トップ教えて!ハテナさん~子育てコラム~便育コラム 第7回おむつ返りはどうして起こる?

常磐短期大学准教授、アクトウェア研究所代表、早稲田大学人間総合研究センター招聘研究員。乳幼児の発達心理学を専門とし、子どもの排泄行動などを研究テーマにしている。著書に絵本「うんぴ・うんにょ・うんち・うんご」「うんこダスマン」(ほるぷ出版)、「保育園は子どもの宇宙だ!トイレが変われば保育が変わる」(北大路書房)などがある。
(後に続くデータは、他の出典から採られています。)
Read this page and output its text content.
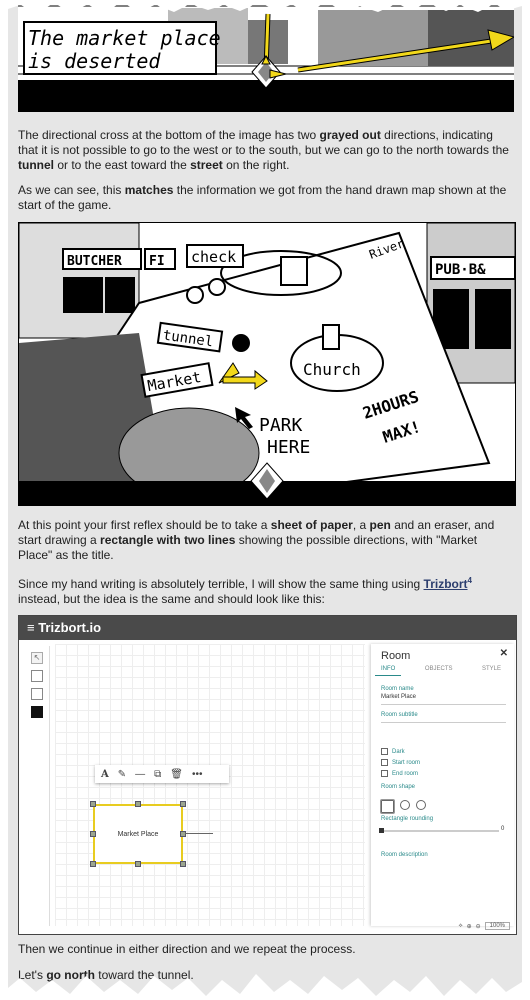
The market place
is deserted

The directional cross at the bottom of the image has two grayed out directions, indicating that it is not possible to go to the west or to the south, but we can go to the north towards the tunnel or to the east toward the street on the right.

As we can see, this matches the information we got from the hand drawn map shown at the start of the game.

BUTCHER FI
PUB·B&
check	River
tunnel
Church
Market
PARK
HERE
2HOURS
MAX!

At this point your first reflex should be to take a sheet of paper, a pen and an eraser, and start drawing a rectangle with two lines showing the possible directions, with "Market Place" as the title.

Since my hand writing is absolutely terrible, I will show the same thing using Trizbort$^4$ instead, but the idea is the same and should look like this:

≡ Trizbort.io
↖
A ✎ — ⧉ 🗑 •••
Market Place
Room	✕
INFO	OBJECTS	STYLE
Room name
Market Place
Room subtitle
Dark
Start room
End room
Room shape
Rectangle rounding
0
Room description
⟡ ⊕ ⊖	100%

Then we continue in either direction and we repeat the process.

Let's go north toward the tunnel.
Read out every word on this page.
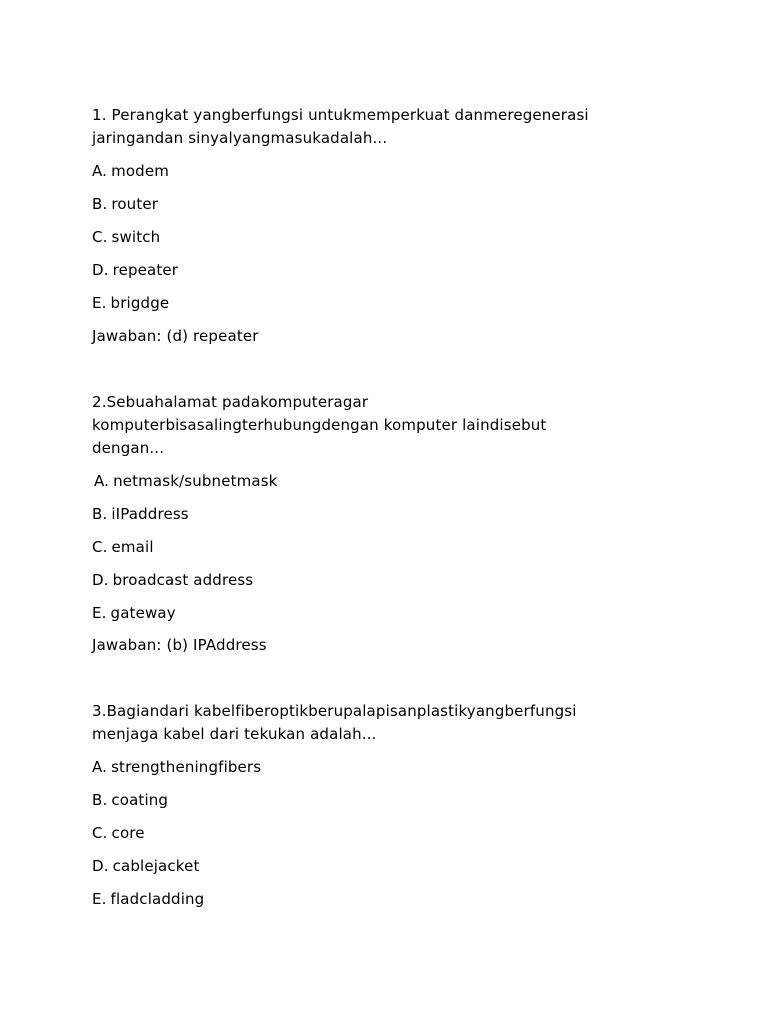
1. Perangkat yangberfungsi untukmemperkuat danmeregenerasi
jaringandan sinyalyangmasukadalah...
A. modem
B. router
C. switch
D. repeater
E. brigdge
Jawaban: (d) repeater
2.Sebuahalamat padakomputeragar
komputerbisasalingterhubungdengan komputer laindisebut
dengan...
A. netmask/subnetmask
B. iIPaddress
C. email
D. broadcast address
E. gateway
Jawaban: (b) IPAddress
3.Bagiandari kabelfiberoptikberupalapisanplastikyangberfungsi
menjaga kabel dari tekukan adalah...
A. strengtheningfibers
B. coating
C. core
D. cablejacket
E. fladcladding
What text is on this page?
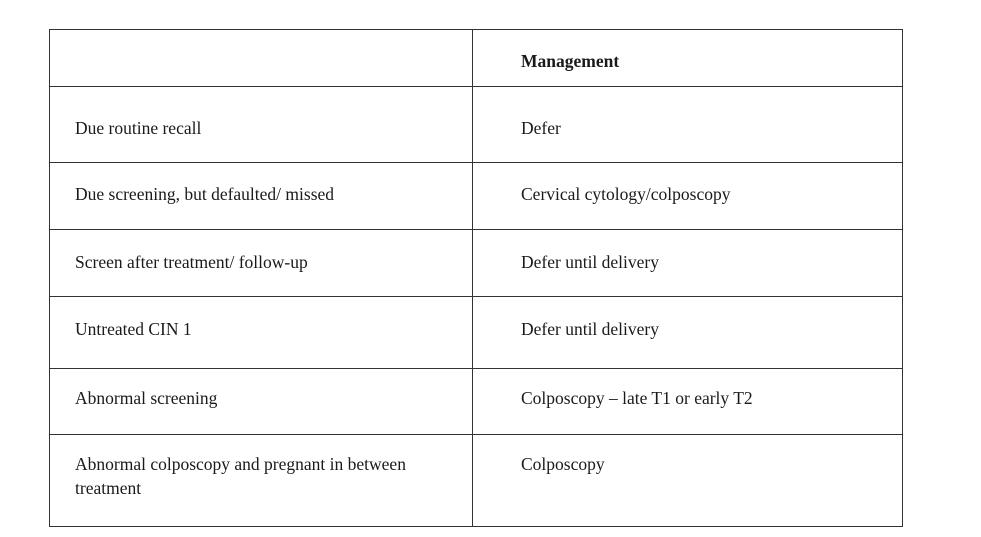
	Management
Due routine recall	Defer
Due screening, but defaulted/ missed	Cervical cytology/colposcopy
Screen after treatment/ follow-up	Defer until delivery
Untreated CIN 1	Defer until delivery
Abnormal screening	Colposcopy – late T1 or early T2
Abnormal colposcopy and pregnant in between treatment	Colposcopy
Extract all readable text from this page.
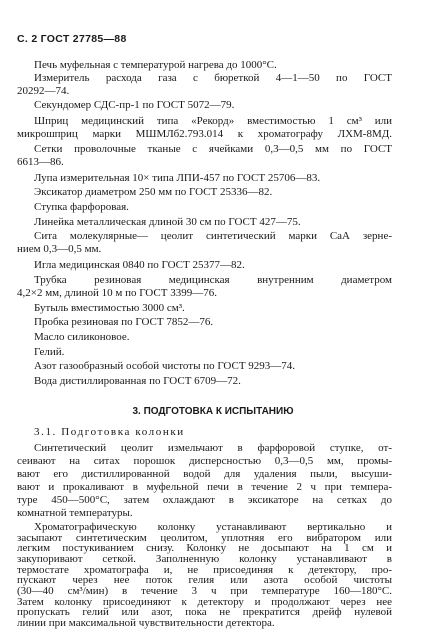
С. 2 ГОСТ 27785—88
Печь муфельная с температурой нагрева до 1000°С.
Измеритель расхода газа с бюреткой 4—1—50 по ГОСТ
20292—74.
Секундомер СДС-пр-1 по ГОСТ 5072—79.
Шприц медицинский типа «Рекорд» вместимостью 1 см³ или
микрошприц марки МШМЛб2.793.014 к хроматографу ЛХМ-8МД.
Сетки проволочные тканые с ячейками 0,3—0,5 мм по ГОСТ
6613—86.
Лупа измерительная 10× типа ЛПИ-457 по ГОСТ 25706—83.
Эксикатор диаметром 250 мм по ГОСТ 25336—82.
Ступка фарфоровая.
Линейка металлическая длиной 30 см по ГОСТ 427—75.
Сита молекулярные— цеолит синтетический марки СаА зерне-
нием 0,3—0,5 мм.
Игла медицинская 0840 по ГОСТ 25377—82.
Трубка резиновая медицинская внутренним диаметром
4,2×2 мм, длиной 10 м по ГОСТ 3399—76.
Бутыль вместимостью 3000 см³.
Пробка резиновая по ГОСТ 7852—76.
Масло силиконовое.
Гелий.
Азот газообразный особой чистоты по ГОСТ 9293—74.
Вода дистиллированная по ГОСТ 6709—72.
3. ПОДГОТОВКА К ИСПЫТАНИЮ
3.1. Подготовка колонки
Синтетический цеолит измельчают в фарфоровой ступке, от-
сеивают на ситах порошок дисперсностью 0,3—0,5 мм, промы-
вают его дистиллированной водой для удаления пыли, высуши-
вают и прокаливают в муфельной печи в течение 2 ч при темпера-
туре 450—500°С, затем охлаждают в эксикаторе на сетках до
комнатной температуры.
Хроматографическую колонку устанавливают вертикально и
засыпают синтетическим цеолитом, уплотняя его вибратором или
легким постукиванием снизу. Колонку не досыпают на 1 см и
закупоривают сеткой. Заполненную колонку устанавливают в
термостате хроматографа и, не присоединяя к детектору, про-
пускают через нее поток гелия или азота особой чистоты
(30—40 см³/мин) в течение 3 ч при температуре 160—180°С.
Затем колонку присоединяют к детектору и продолжают через нее
пропускать гелий или азот, пока не прекратится дрейф нулевой
линии при максимальной чувствительности детектора.
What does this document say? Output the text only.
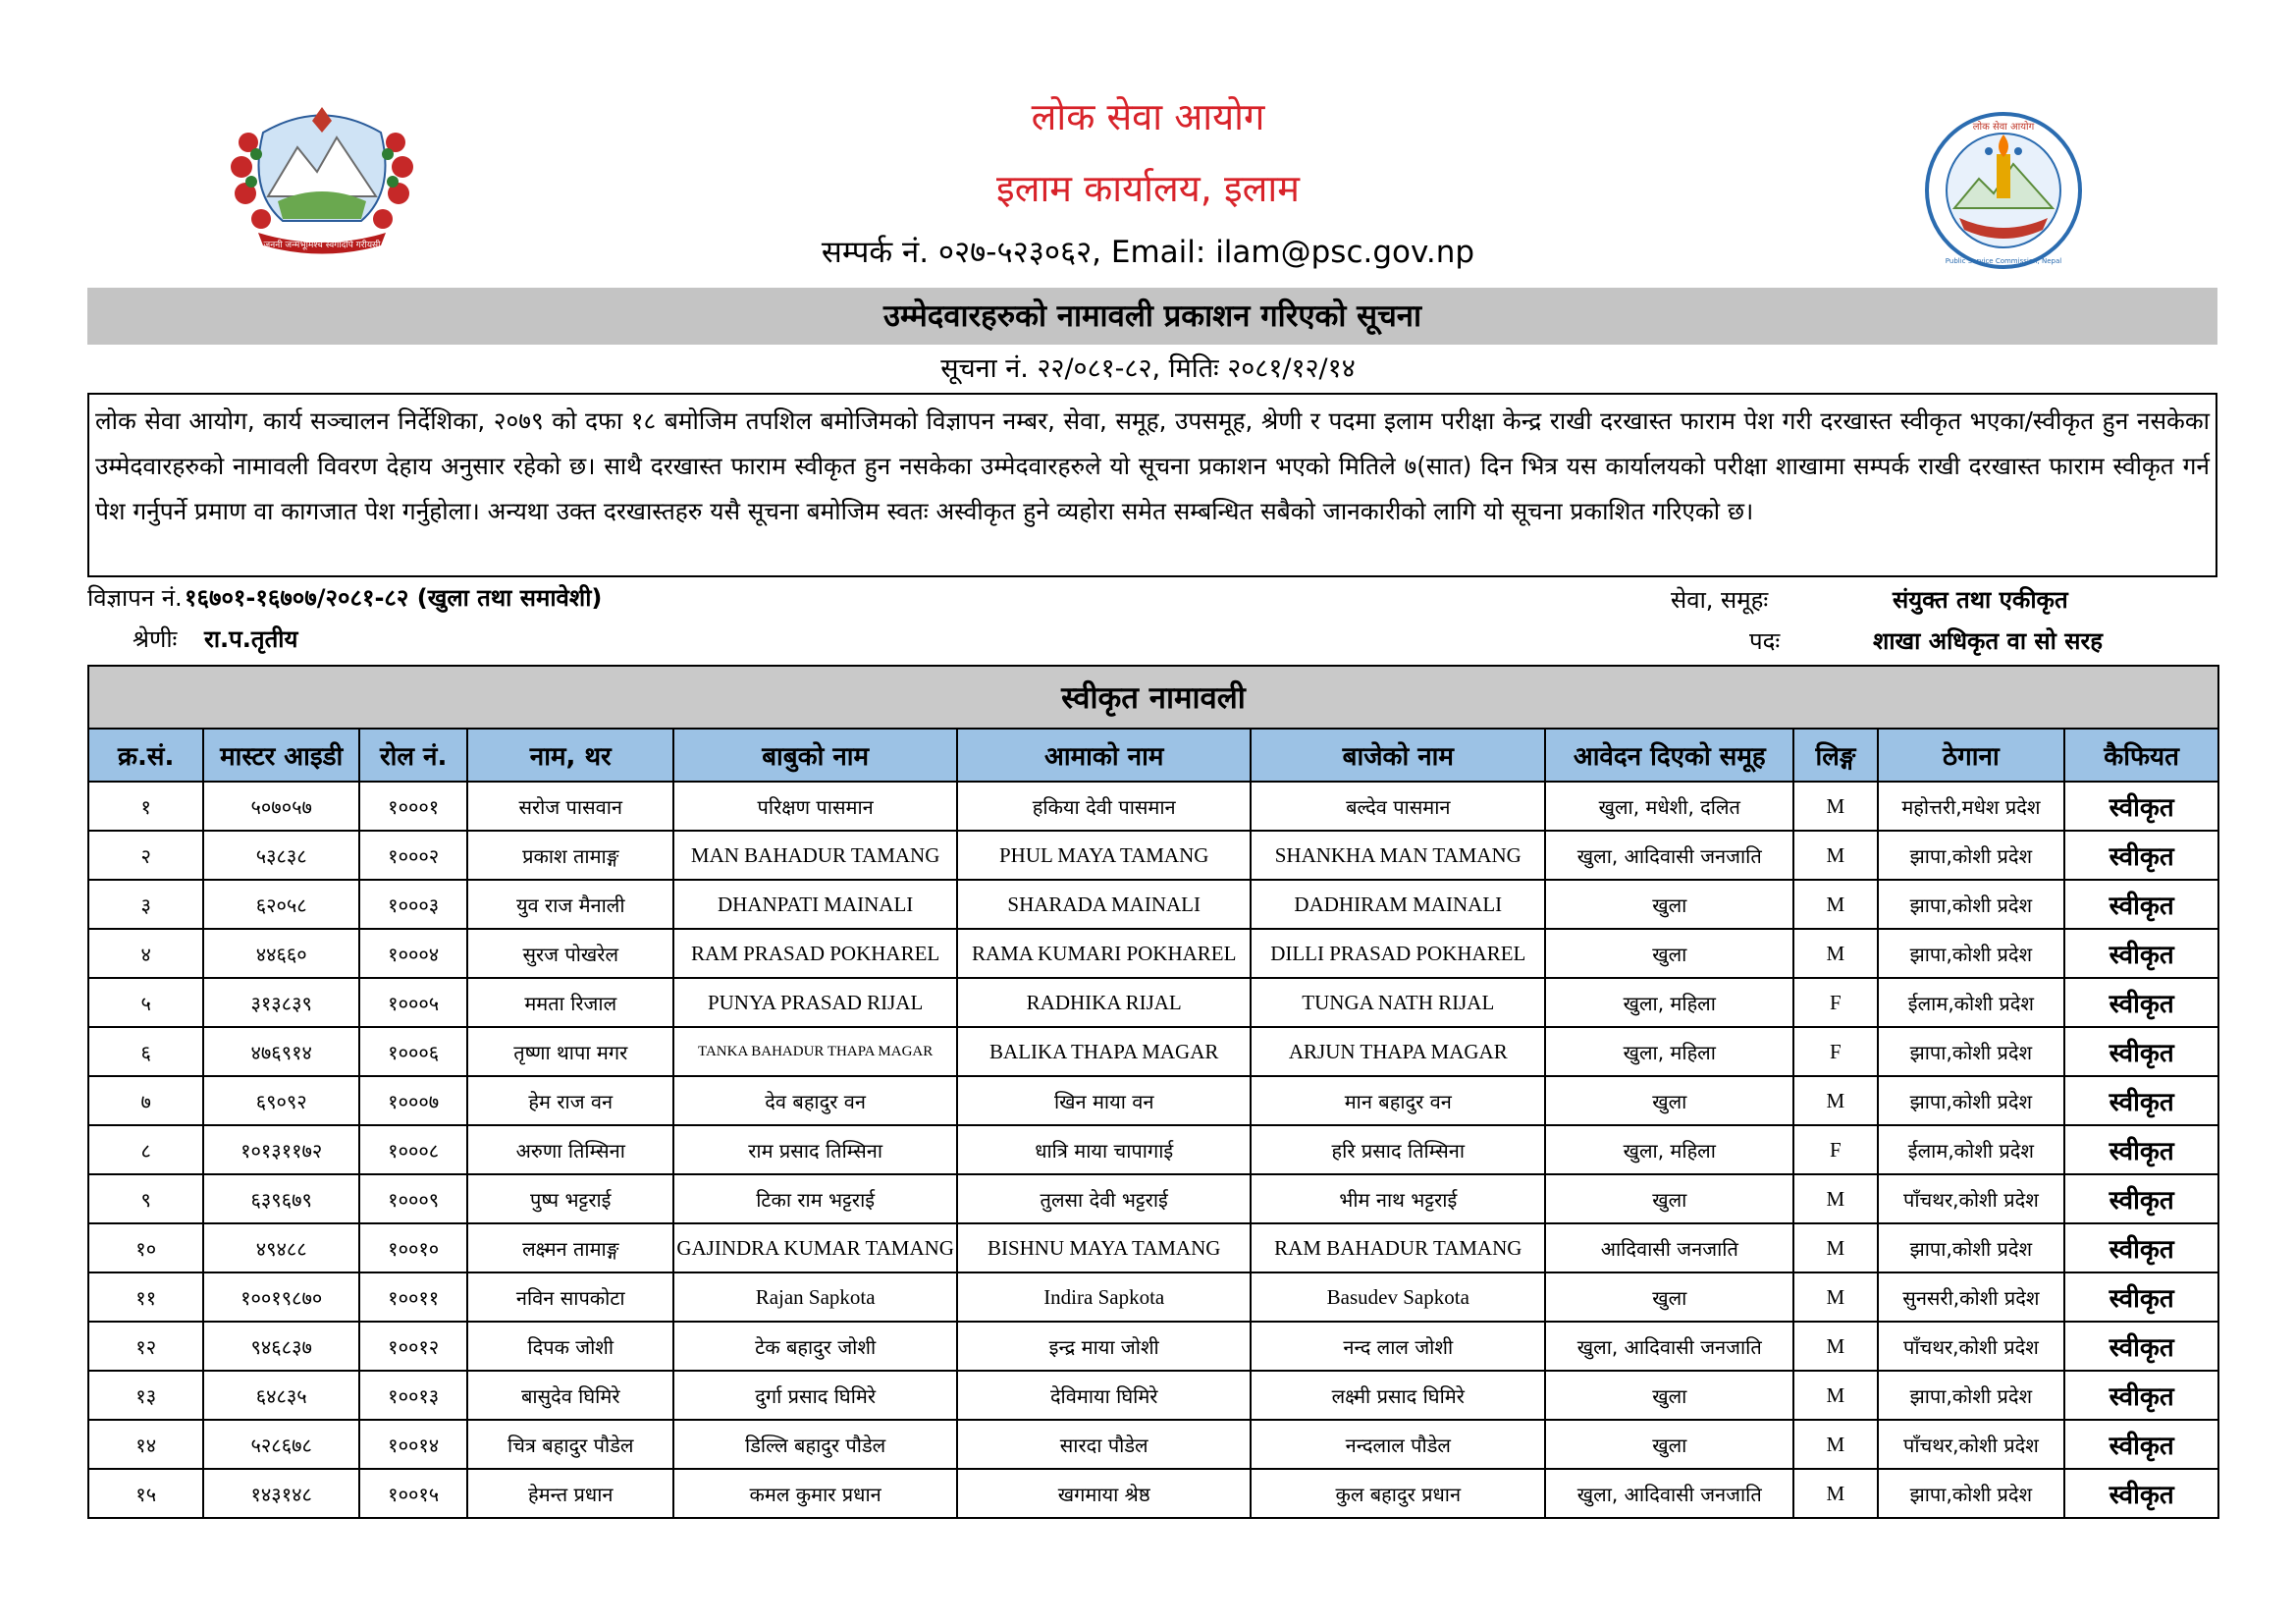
जननी जन्मभूमिश्च स्वर्गादपि गरीयसी
लोक सेवा आयोग
इलाम कार्यालय, इलाम
सम्पर्क नं. ०२७-५२३०६२, Email: ilam@psc.gov.np
लोक सेवा आयोग
Public Service Commission, Nepal
उम्मेदवारहरुको नामावली प्रकाशन गरिएको सूचना
सूचना नं. २२/०८१-८२, मितिः २०८१/१२/१४
लोक सेवा आयोग, कार्य सञ्चालन निर्देशिका, २०७९ को दफा १८ बमोजिम तपशिल बमोजिमको विज्ञापन नम्बर, सेवा, समूह, उपसमूह, श्रेणी र पदमा इलाम परीक्षा केन्द्र राखी दरखास्त फाराम पेश गरी दरखास्त स्वीकृत भएका/स्वीकृत हुन नसकेका उम्मेदवारहरुको नामावली विवरण देहाय अनुसार रहेको छ। साथै दरखास्त फाराम स्वीकृत हुन नसकेका उम्मेदवारहरुले यो सूचना प्रकाशन भएको मितिले ७(सात) दिन भित्र यस कार्यालयको परीक्षा शाखामा सम्पर्क राखी दरखास्त फाराम स्वीकृत गर्न पेश गर्नुपर्ने प्रमाण वा कागजात पेश गर्नुहोला। अन्यथा उक्त दरखास्तहरु यसै सूचना बमोजिम स्वतः अस्वीकृत हुने व्यहोरा समेत सम्बन्धित सबैको जानकारीको लागि यो सूचना प्रकाशित गरिएको छ।
विज्ञापन नं. १६७०१-१६७०७/२०८१-८२ (खुला तथा समावेशी)
श्रेणीः रा.प.तृतीय
सेवा, समूहः	संयुक्त तथा एकीकृत
पदः	शाखा अधिकृत वा सो सरह
स्वीकृत नामावली										
क्र.सं.	मास्टर आइडी	रोल नं.	नाम, थर	बाबुको नाम	आमाको नाम	बाजेको नाम	आवेदन दिएको समूह	लिङ्ग	ठेगाना	कैफियत
१	५०७०५७	१०००१	सरोज पासवान	परिक्षण पासमान	हकिया देवी पासमान	बल्देव पासमान	खुला, मधेशी, दलित	M	महोत्तरी,मधेश प्रदेश	स्वीकृत
२	५३८३८	१०००२	प्रकाश तामाङ्ग	MAN BAHADUR TAMANG	PHUL MAYA TAMANG	SHANKHA MAN TAMANG	खुला, आदिवासी जनजाति	M	झापा,कोशी प्रदेश	स्वीकृत
३	६२०५८	१०००३	युव राज मैनाली	DHANPATI MAINALI	SHARADA MAINALI	DADHIRAM MAINALI	खुला	M	झापा,कोशी प्रदेश	स्वीकृत
४	४४६६०	१०००४	सुरज पोखरेल	RAM PRASAD POKHAREL	RAMA KUMARI POKHAREL	DILLI PRASAD POKHAREL	खुला	M	झापा,कोशी प्रदेश	स्वीकृत
५	३१३८३९	१०००५	ममता रिजाल	PUNYA PRASAD RIJAL	RADHIKA RIJAL	TUNGA NATH RIJAL	खुला, महिला	F	ईलाम,कोशी प्रदेश	स्वीकृत
६	४७६९१४	१०००६	तृष्णा थापा मगर	TANKA BAHADUR THAPA MAGAR	BALIKA THAPA MAGAR	ARJUN THAPA MAGAR	खुला, महिला	F	झापा,कोशी प्रदेश	स्वीकृत
७	६९०९२	१०००७	हेम राज वन	देव बहादुर वन	खिन माया वन	मान बहादुर वन	खुला	M	झापा,कोशी प्रदेश	स्वीकृत
८	१०१३११७२	१०००८	अरुणा तिम्सिना	राम प्रसाद तिम्सिना	धात्रि माया चापागाई	हरि प्रसाद तिम्सिना	खुला, महिला	F	ईलाम,कोशी प्रदेश	स्वीकृत
९	६३९६७९	१०००९	पुष्प भट्टराई	टिका राम भट्टराई	तुलसा देवी भट्टराई	भीम नाथ भट्टराई	खुला	M	पाँचथर,कोशी प्रदेश	स्वीकृत
१०	४९४८८	१००१०	लक्ष्मन तामाङ्ग	GAJINDRA KUMAR TAMANG	BISHNU MAYA TAMANG	RAM BAHADUR TAMANG	आदिवासी जनजाति	M	झापा,कोशी प्रदेश	स्वीकृत
११	१००१९८७०	१००११	नविन सापकोटा	Rajan Sapkota	Indira Sapkota	Basudev Sapkota	खुला	M	सुनसरी,कोशी प्रदेश	स्वीकृत
१२	९४६८३७	१००१२	दिपक जोशी	टेक बहादुर जोशी	इन्द्र माया जोशी	नन्द लाल जोशी	खुला, आदिवासी जनजाति	M	पाँचथर,कोशी प्रदेश	स्वीकृत
१३	६४८३५	१००१३	बासुदेव घिमिरे	दुर्गा प्रसाद घिमिरे	देविमाया घिमिरे	लक्ष्मी प्रसाद घिमिरे	खुला	M	झापा,कोशी प्रदेश	स्वीकृत
१४	५२८६७८	१००१४	चित्र बहादुर पौडेल	डिल्लि बहादुर पौडेल	सारदा पौडेल	नन्दलाल पौडेल	खुला	M	पाँचथर,कोशी प्रदेश	स्वीकृत
१५	१४३१४८	१००१५	हेमन्त प्रधान	कमल कुमार प्रधान	खगमाया श्रेष्ठ	कुल बहादुर प्रधान	खुला, आदिवासी जनजाति	M	झापा,कोशी प्रदेश	स्वीकृत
幼稚園、保育園の園環境のデザインや提案を行っており、特にトイレ空間が得意である。

[第1回~第21回執筆者]
環太平洋大学教授・お茶の水女子大学名誉教授・十文字学園大学名誉教授・福岡女学院大学大学院客員教授、学術博士。発達心理学、言語心理学、認知科学、保育学を専門とする。著書に『子育てに「もう遅い」はありません』(冨山房インターナショナル)など多数。

便育コラム 第7回おむつ返りはどうして起こる?

一旦、おむつを卒業できたのに、またお漏らしに逆もどりしてしまうことがあります。
 
特に妹や弟が生まれたタイミングで起こることも多いです。
 
このような場合の「おむつ返り」は「赤ちゃん返り」の一つの現れ方です。
 
今まで両親の愛情を独占してきたのに、強力なライバルが現れたわけですから、子どもにとっては人生最大の危機的な状況だといえるでしょう。
 
排泄だけでなく、着替えなど生活全般に赤ちゃん返りが現れて、いろんなことができなくなったりするのですが、「おむつ返り」が特に印象に残るのは子どもにとって効果が絶大だからです。
 
「赤ちゃん返り」は親の関心を自分の方に向けさせるための子どもの戦略でもあります。いろんなことができなかった頃と同じようにまた親に接してほしいという思いが反映しています。
 
どんなことをして見せれば、親がこちらを向いてくれるのか、子どもはよく知っています。
 
特に、親が「どうしてもその事態を放っておけない」と思うような事は効き目があります。
 
たとえば排泄や食事に関する事は、子どもの健康や生命と密接なので、親はたとえ子どもがわざと出来ないふりをしていると分かっていても放っておくことはできないものです。最初は放っておくつもりでいても、結局は根負けしてしまうのは親のほうです。
 
いつまでも食べないでいたり、いつまでも汚れたパンツのままでいるのを、親として放っておくことはなかなか難しいですよね。
 
すべての「おむつ返り」が当てはまるわけではありませんが、「おむつ返り」戦略は子どもの心の状態を反映しているようです。
 
何でも一人でできるようになるということは子どもにとっては誇らしいことなのですが、自律することによって親が離れていくことは不安でもあるのです。
 
このままどんどん親が離れていってしまう、もっと甘えていたいのに・・・と不安と葛藤しているのです。
 
「おむつ返り」はそんな不安や寂しさが、日々の生活に現れた結果といえるでしょう。
 
そんなときは、無理にひとりでさせようと思うと、ますます不安になって逆効果になることもあります。まずは子どもの不安な気持ちを理解して、たっぷり甘えさせてあげることが自律の近道かもしれませんね。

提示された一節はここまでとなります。